その後、義理の父親で、刑務官だった男性が殺人と放火の罪で逮捕・起訴されました。

男性は「マンションに入ったことはない」などと無罪を主張しましたが、裁判所は、マンションの階段に残された72本のたばこの吸い殻のうちの1本が、DNA鑑定で男性のものと判明したことなどから有罪と判断し、1審は無期懲役、2審は死刑を言い渡しました。

しかし最高裁判所は、「疑問点が解明されていない」としていずれの判決も取り消して審理のやり直しを命じました。

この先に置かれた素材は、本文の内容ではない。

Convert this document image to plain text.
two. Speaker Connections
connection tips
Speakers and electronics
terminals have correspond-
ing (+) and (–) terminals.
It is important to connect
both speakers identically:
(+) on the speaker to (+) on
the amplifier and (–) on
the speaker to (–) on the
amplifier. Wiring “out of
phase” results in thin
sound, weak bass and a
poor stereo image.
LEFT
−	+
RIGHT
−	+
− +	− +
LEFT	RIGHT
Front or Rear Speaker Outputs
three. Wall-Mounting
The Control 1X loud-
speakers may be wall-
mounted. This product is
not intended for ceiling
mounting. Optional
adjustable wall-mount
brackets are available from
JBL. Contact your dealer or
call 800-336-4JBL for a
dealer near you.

男性の吸い殻は変色し、吸ってから時間がたっているように見え、男性側は、「事件の前、女性に渡した携帯の灰皿に入っていたもので、女性が階段に捨てた可能性がある」と主張していました。

最高裁判所は、ほかの吸い殻を調べるなどの検証が足りていないことを、やり直しの理由に挙げました。

やり直しの裁判では、男性の吸い殻を除く71本を警察が紛失し、検察がそれを明らかにしてこなかったことが発覚しました。

1審と2審は、「男性が事件当日、現場の部屋に立ち入ったとは認められない」などとして無罪を言い渡し、検察は上告を断念。

男性の無罪が確定しました。

逮捕から無罪の確定まで14年余りたっていて、男性は、このうち9年以上にわたって勾留されていました。

男性は2020年、「警察や検察による違法な捜査などで苦痛を受けた」として大阪府と国に賠償を求める裁判を起こしました。

府と国は争う姿勢を見せ、審理は5年近く続いていました。